Cumhurbaşkanı Erdoğan: Tahıl koridoru yeniden açıldı

Cumhurbaşkanı Recep Tayyip Erdoğan (AA)
Cumhurbaşkanı Recep Tayyip Erdoğan (AA)

Cumhurbaşkanı ve AK Parti Genel Başkanı Recep Tayyip Erdoğan, partisinin TBMM Grup Toplantısı'nda yaptığı konuşmada, sözlerine AK Parti Grubu ve yönetiminde gerçekleştirdikleri değişiklikleri anlatarak başladı.
Mahir Ünal'ın görevinden affı ile boşalan AK Parti Grup Başkanvekilliğine, daha önce de bu görevi yapan AK Parti Genel Başkan Yardımcısı Özlem Zengin'i teklif ettiklerini bildiren Erdoğan, Mahir Ünal'a görev süresi boyunca Türkiye, TBMM ve AK Parti'ye katkıları için şahsı, arkadaşları ve milleti adına teşekkür etti.

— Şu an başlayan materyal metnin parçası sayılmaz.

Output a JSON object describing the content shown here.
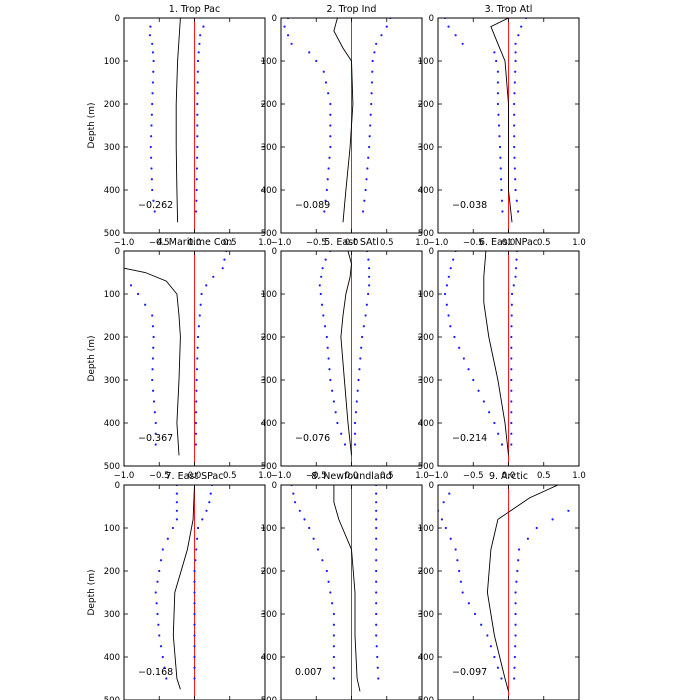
{
  "chart_data": {
    "type": "line",
    "layout": "3x3 grid of vertical profile panels",
    "ylabel": "Depth (m)",
    "xlim": [
      -1.0,
      1.0
    ],
    "ylim": [
      500,
      0
    ],
    "xticks": [
      -1.0,
      -0.5,
      0.0,
      0.5,
      1.0
    ],
    "xtick_labels": [
      "−1.0",
      "−0.5",
      "0.0",
      "0.5",
      "1.0"
    ],
    "yticks": [
      0,
      100,
      200,
      300,
      400,
      500
    ],
    "ytick_labels": [
      "0",
      "100",
      "200",
      "300",
      "400",
      "500"
    ],
    "colors": {
      "mean": "#000000",
      "envelope": "#1a1aff",
      "zero": "#ff0000"
    },
    "depths": [
      0,
      20,
      40,
      60,
      80,
      100,
      125,
      150,
      175,
      200,
      225,
      250,
      275,
      300,
      325,
      350,
      375,
      400,
      425,
      450,
      475,
      500
    ],
    "panels": [
      {
        "title": "1. Trop Pac",
        "correlation": "−0.262",
        "mean": [
          [
            -0.2,
            0
          ],
          [
            -0.22,
            50
          ],
          [
            -0.24,
            100
          ],
          [
            -0.26,
            200
          ],
          [
            -0.26,
            300
          ],
          [
            -0.25,
            400
          ],
          [
            -0.24,
            475
          ]
        ],
        "lower": [
          [
            -0.6,
            10
          ],
          [
            -0.65,
            30
          ],
          [
            -0.6,
            60
          ],
          [
            -0.58,
            100
          ],
          [
            -0.6,
            200
          ],
          [
            -0.62,
            300
          ],
          [
            -0.6,
            400
          ],
          [
            -0.55,
            470
          ]
        ],
        "upper": [
          [
            0.15,
            10
          ],
          [
            0.08,
            40
          ],
          [
            0.05,
            100
          ],
          [
            0.04,
            200
          ],
          [
            0.04,
            300
          ],
          [
            0.03,
            400
          ],
          [
            0.02,
            470
          ]
        ]
      },
      {
        "title": "2. Trop Ind",
        "correlation": "−0.089",
        "mean": [
          [
            -0.2,
            0
          ],
          [
            -0.25,
            30
          ],
          [
            -0.12,
            70
          ],
          [
            0.0,
            100
          ],
          [
            0.02,
            200
          ],
          [
            -0.02,
            300
          ],
          [
            -0.08,
            400
          ],
          [
            -0.12,
            475
          ]
        ],
        "lower": [
          [
            -0.9,
            0
          ],
          [
            -0.95,
            20
          ],
          [
            -0.85,
            60
          ],
          [
            -0.6,
            80
          ],
          [
            -0.4,
            120
          ],
          [
            -0.3,
            200
          ],
          [
            -0.3,
            300
          ],
          [
            -0.35,
            400
          ],
          [
            -0.4,
            470
          ]
        ],
        "upper": [
          [
            0.55,
            0
          ],
          [
            0.5,
            20
          ],
          [
            0.35,
            60
          ],
          [
            0.3,
            100
          ],
          [
            0.28,
            200
          ],
          [
            0.25,
            300
          ],
          [
            0.2,
            400
          ],
          [
            0.15,
            470
          ]
        ]
      },
      {
        "title": "3. Trop Atl",
        "correlation": "−0.038",
        "mean": [
          [
            0.0,
            0
          ],
          [
            -0.25,
            20
          ],
          [
            -0.15,
            60
          ],
          [
            -0.05,
            100
          ],
          [
            0.0,
            200
          ],
          [
            0.0,
            300
          ],
          [
            0.0,
            400
          ],
          [
            0.05,
            475
          ]
        ],
        "lower": [
          [
            -0.9,
            0
          ],
          [
            -0.85,
            20
          ],
          [
            -0.65,
            60
          ],
          [
            -0.2,
            80
          ],
          [
            -0.15,
            120
          ],
          [
            -0.15,
            200
          ],
          [
            -0.12,
            300
          ],
          [
            -0.1,
            400
          ],
          [
            -0.08,
            470
          ]
        ],
        "upper": [
          [
            0.25,
            0
          ],
          [
            0.18,
            20
          ],
          [
            0.1,
            60
          ],
          [
            0.1,
            100
          ],
          [
            0.08,
            200
          ],
          [
            0.08,
            300
          ],
          [
            0.1,
            400
          ],
          [
            0.15,
            470
          ]
        ]
      },
      {
        "title": "4. Maritime Con",
        "correlation": "−0.367",
        "mean": [
          [
            -1.0,
            40
          ],
          [
            -0.7,
            50
          ],
          [
            -0.4,
            70
          ],
          [
            -0.25,
            100
          ],
          [
            -0.22,
            150
          ],
          [
            -0.2,
            200
          ],
          [
            -0.22,
            300
          ],
          [
            -0.25,
            400
          ],
          [
            -0.22,
            475
          ]
        ],
        "lower": [
          [
            -0.95,
            70
          ],
          [
            -0.8,
            100
          ],
          [
            -0.6,
            150
          ],
          [
            -0.58,
            200
          ],
          [
            -0.6,
            300
          ],
          [
            -0.55,
            400
          ],
          [
            -0.55,
            470
          ]
        ],
        "upper": [
          [
            0.45,
            0
          ],
          [
            0.4,
            40
          ],
          [
            0.2,
            70
          ],
          [
            0.1,
            100
          ],
          [
            0.05,
            200
          ],
          [
            0.03,
            300
          ],
          [
            0.02,
            400
          ],
          [
            0.02,
            470
          ]
        ]
      },
      {
        "title": "5. East SAtl",
        "correlation": "−0.076",
        "mean": [
          [
            -0.05,
            0
          ],
          [
            0.0,
            30
          ],
          [
            -0.02,
            60
          ],
          [
            -0.08,
            100
          ],
          [
            -0.12,
            150
          ],
          [
            -0.15,
            200
          ],
          [
            -0.1,
            300
          ],
          [
            -0.05,
            400
          ],
          [
            0.0,
            475
          ]
        ],
        "lower": [
          [
            -0.3,
            0
          ],
          [
            -0.4,
            30
          ],
          [
            -0.45,
            80
          ],
          [
            -0.4,
            150
          ],
          [
            -0.35,
            200
          ],
          [
            -0.3,
            300
          ],
          [
            -0.2,
            400
          ],
          [
            -0.05,
            470
          ]
        ],
        "upper": [
          [
            0.22,
            0
          ],
          [
            0.25,
            30
          ],
          [
            0.25,
            80
          ],
          [
            0.2,
            150
          ],
          [
            0.15,
            200
          ],
          [
            0.1,
            300
          ],
          [
            0.05,
            400
          ],
          [
            0.05,
            470
          ]
        ]
      },
      {
        "title": "6. East NPac",
        "correlation": "−0.214",
        "mean": [
          [
            -0.32,
            0
          ],
          [
            -0.35,
            60
          ],
          [
            -0.35,
            120
          ],
          [
            -0.28,
            200
          ],
          [
            -0.15,
            300
          ],
          [
            -0.05,
            400
          ],
          [
            0.0,
            475
          ]
        ],
        "lower": [
          [
            -0.75,
            0
          ],
          [
            -0.82,
            40
          ],
          [
            -0.9,
            100
          ],
          [
            -0.82,
            180
          ],
          [
            -0.5,
            300
          ],
          [
            -0.2,
            400
          ],
          [
            -0.05,
            470
          ]
        ],
        "upper": [
          [
            0.12,
            0
          ],
          [
            0.1,
            60
          ],
          [
            0.05,
            100
          ],
          [
            0.04,
            200
          ],
          [
            0.04,
            300
          ],
          [
            0.04,
            400
          ],
          [
            0.04,
            470
          ]
        ]
      },
      {
        "title": "7. East SPac",
        "correlation": "−0.168",
        "mean": [
          [
            0.0,
            0
          ],
          [
            -0.02,
            80
          ],
          [
            -0.1,
            150
          ],
          [
            -0.28,
            250
          ],
          [
            -0.3,
            350
          ],
          [
            -0.25,
            450
          ],
          [
            -0.2,
            475
          ]
        ],
        "lower": [
          [
            -0.25,
            0
          ],
          [
            -0.25,
            80
          ],
          [
            -0.45,
            150
          ],
          [
            -0.55,
            250
          ],
          [
            -0.5,
            350
          ],
          [
            -0.4,
            450
          ],
          [
            -0.3,
            470
          ]
        ],
        "upper": [
          [
            0.25,
            0
          ],
          [
            0.2,
            50
          ],
          [
            0.05,
            100
          ],
          [
            0.0,
            200
          ],
          [
            0.0,
            300
          ],
          [
            0.0,
            400
          ],
          [
            0.0,
            470
          ]
        ]
      },
      {
        "title": "8. Newfoundland",
        "correlation": "0.007",
        "mean": [
          [
            -0.25,
            0
          ],
          [
            -0.25,
            40
          ],
          [
            -0.18,
            80
          ],
          [
            0.0,
            150
          ],
          [
            0.05,
            250
          ],
          [
            0.05,
            350
          ],
          [
            0.08,
            450
          ],
          [
            0.12,
            480
          ]
        ],
        "lower": [
          [
            -0.85,
            0
          ],
          [
            -0.8,
            40
          ],
          [
            -0.6,
            100
          ],
          [
            -0.35,
            200
          ],
          [
            -0.25,
            300
          ],
          [
            -0.25,
            400
          ],
          [
            -0.25,
            470
          ]
        ],
        "upper": [
          [
            0.35,
            0
          ],
          [
            0.35,
            50
          ],
          [
            0.35,
            150
          ],
          [
            0.35,
            250
          ],
          [
            0.35,
            350
          ],
          [
            0.38,
            450
          ],
          [
            0.38,
            470
          ]
        ]
      },
      {
        "title": "9. Arctic",
        "correlation": "−0.097",
        "mean": [
          [
            0.7,
            0
          ],
          [
            0.3,
            30
          ],
          [
            -0.15,
            80
          ],
          [
            -0.25,
            150
          ],
          [
            -0.3,
            250
          ],
          [
            -0.2,
            350
          ],
          [
            -0.05,
            450
          ],
          [
            0.0,
            480
          ]
        ],
        "lower": [
          [
            -0.8,
            10
          ],
          [
            -1.0,
            60
          ],
          [
            -0.75,
            150
          ],
          [
            -0.65,
            250
          ],
          [
            -0.3,
            350
          ],
          [
            -0.1,
            450
          ],
          [
            -0.05,
            470
          ]
        ],
        "upper": [
          [
            0.85,
            60
          ],
          [
            0.4,
            100
          ],
          [
            0.15,
            150
          ],
          [
            0.1,
            250
          ],
          [
            0.1,
            350
          ],
          [
            0.08,
            450
          ],
          [
            0.05,
            470
          ]
        ]
      }
    ]
  }
}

Ünal ile farklı alanlarda ve farklı platformlarda yakın bir şekilde çalışmayı sürdüreceklerini kaydeden Erdoğan, "Sizlerin de takdiri ile bu görevi üstlenecek Özlem Zengin kardeşimize muvaffakiyetler diliyorum" diye konuştu.
AK Parti Genel Merkezi'nde boşalan Sivil Toplum ve Halkla İlişkiler Başkanlığına ise Merkez Karar ve Yönetim Kurulu üyelerinden Balıkesir Milletvekili Belgin Uygur'u görevlendirdiklerini bildiren Erdoğan, Uygur'a da yeni görevinde başarılar diledi.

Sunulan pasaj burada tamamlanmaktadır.